3. The computer system according to claim 1, wherein
the at least one computer calculates a control parameter to be used by the autoscaling system after calculating the determination metric, and transmits the control parameter to the autoscaling system.
4. The computer system according to claim 1, wherein
the at least one computer acquires a control log of the scaling executed by the autoscaling system, acquires a calculation log of the determination metric, and generates and outputs display information for displaying changes of the determination metric and the number of instances over time.
5. A metric calculation method executed by a computer system including at least one computer, wherein
the computer system is connected to an execution environment system that provides an instance for executing an application and an autoscaling system that controls scaling of the instance of the execution environment system,
at least one application that executes parallel distributed processing in an event-driven manner operates on the execution environment system, and
the metric calculation method comprises:
a first step of acquiring, by the at least one computer, information regarding the number of queued events in the application and an event processing time as application metrics from the execution environment system;
a second step of calculating, by the at least one computer, a determination metric to be used by the autoscaling system to determine whether or not it is necessary to execute the scaling of the instance based on the application metrics; and
a third step of transmitting, by the at least one computer, the determination metric to the autoscaling system.
6. The metric calculation method according to claim 5, wherein the second step includes:
a step of acquiring, by the at least one computer, information regarding activation of the instance of the execution environment system and calculating an average activation time of the instance;
a step of calculating, by the at least one computer, a prediction target time for estimating the number of instances based on the average activation time; and
a step of calculating, by the at least one computer, a metric for evaluating a load of the application after the prediction target time current the from a time as determination metric based on the number of instances on the execution environment system after the prediction target time from the current time, and the application metrics.

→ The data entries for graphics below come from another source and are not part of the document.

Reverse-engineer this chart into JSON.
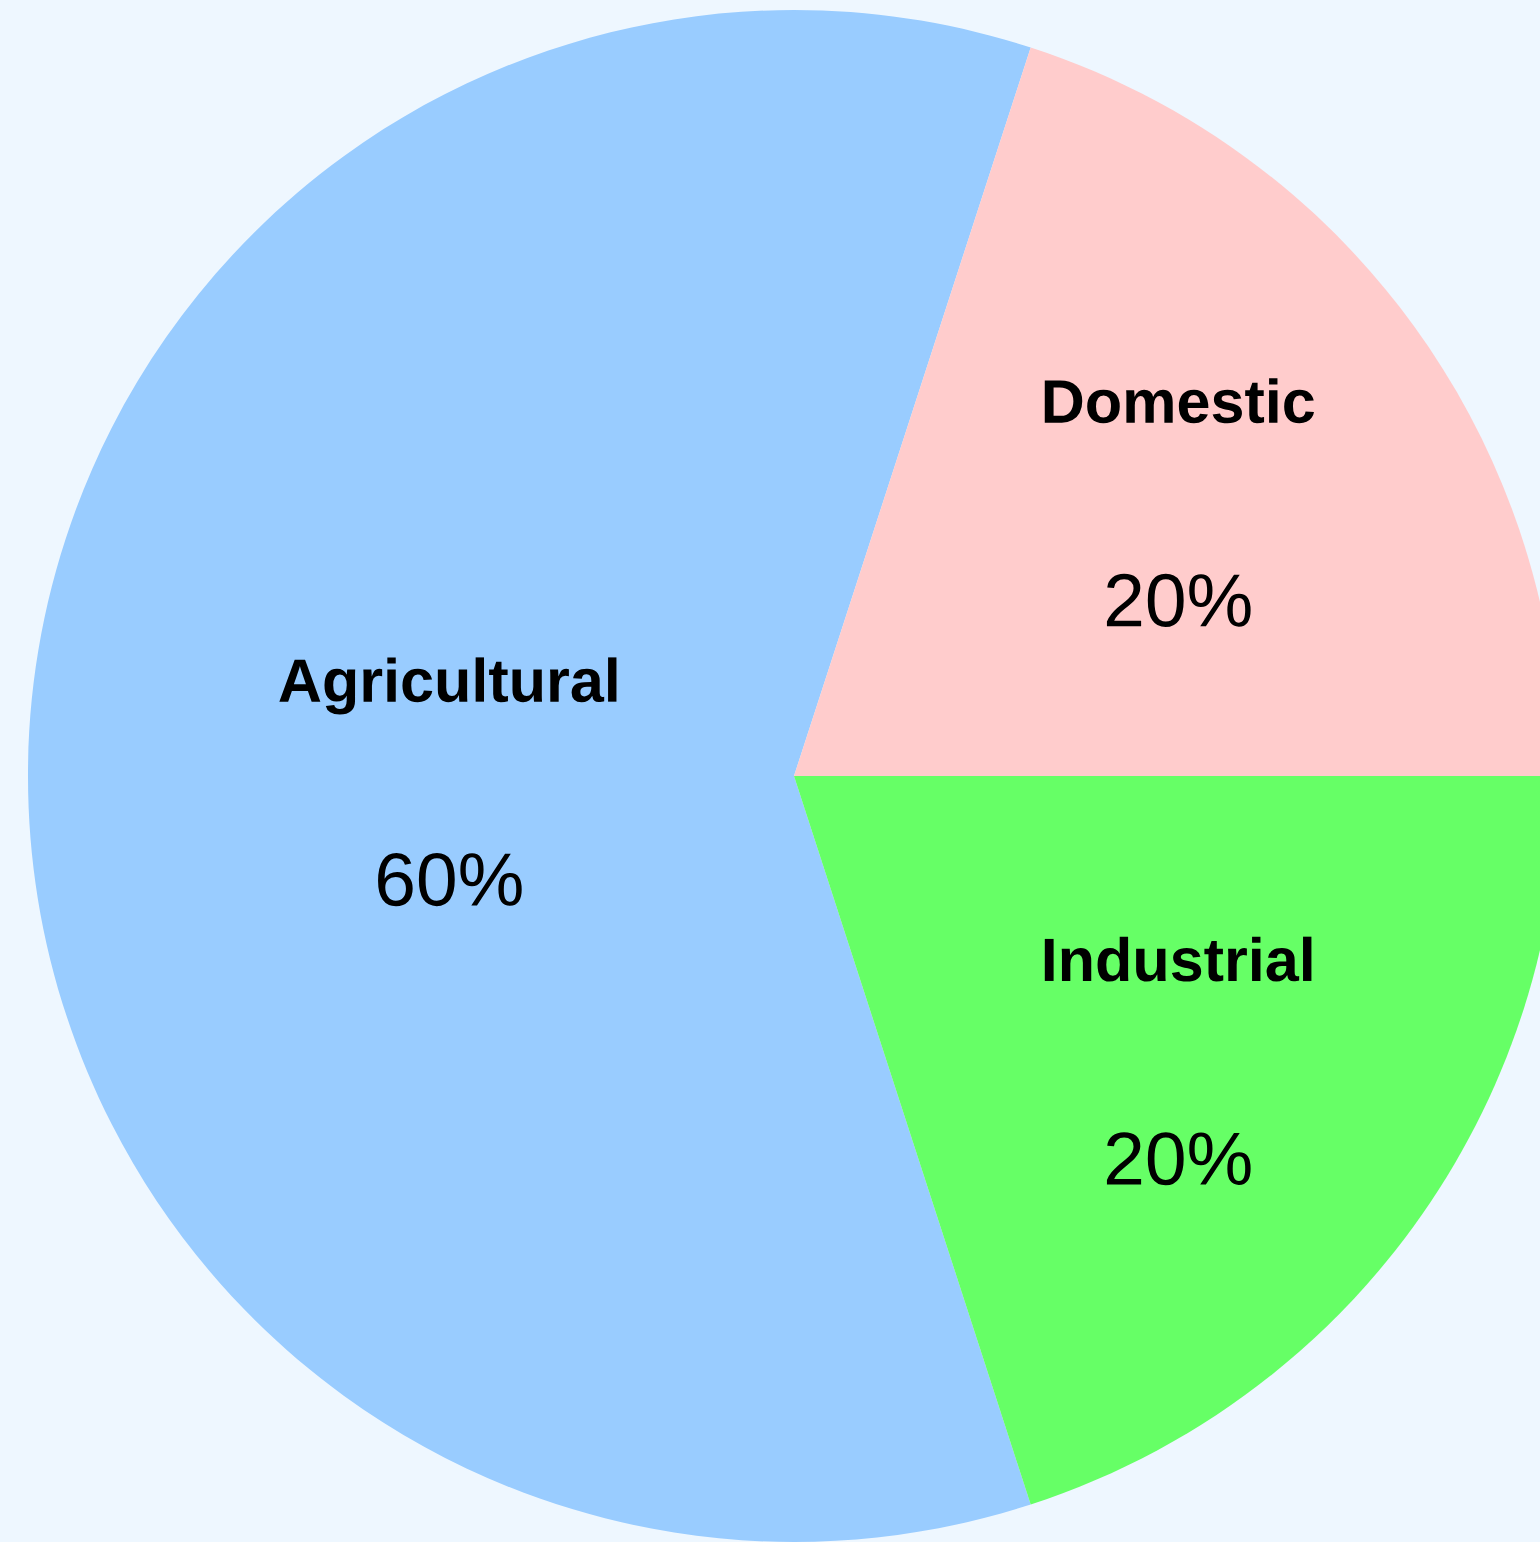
{
  "chart_data": {
    "type": "pie",
    "categories": [
      "Agricultural",
      "Industrial",
      "Domestic"
    ],
    "values": [
      60,
      20,
      20
    ],
    "colors": [
      "#99ccff",
      "#66ff66",
      "#ffcccc"
    ],
    "value_labels": [
      "60%",
      "20%",
      "20%"
    ]
  }
}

7. The metric calculation method according to claim 5, further comprising:
a step of calculating, by the at least one computer, a control parameter to be used by the autoscaling system after calculating the determination metric; and
a step of transmitting, by the at least one computer, the control parameter to the autoscaling system.
8. The metric calculation method according to claim 5, further comprising:
a step of acquiring, by the at least one computer, a control log of the scaling executed by the autoscaling system;
a step of acquiring, by the at least one computer, a calculation log of the determination metric; and
a step of generating and outputting, by the at least one computer, display information for displaying changes of the determination metric and the number of instances over time.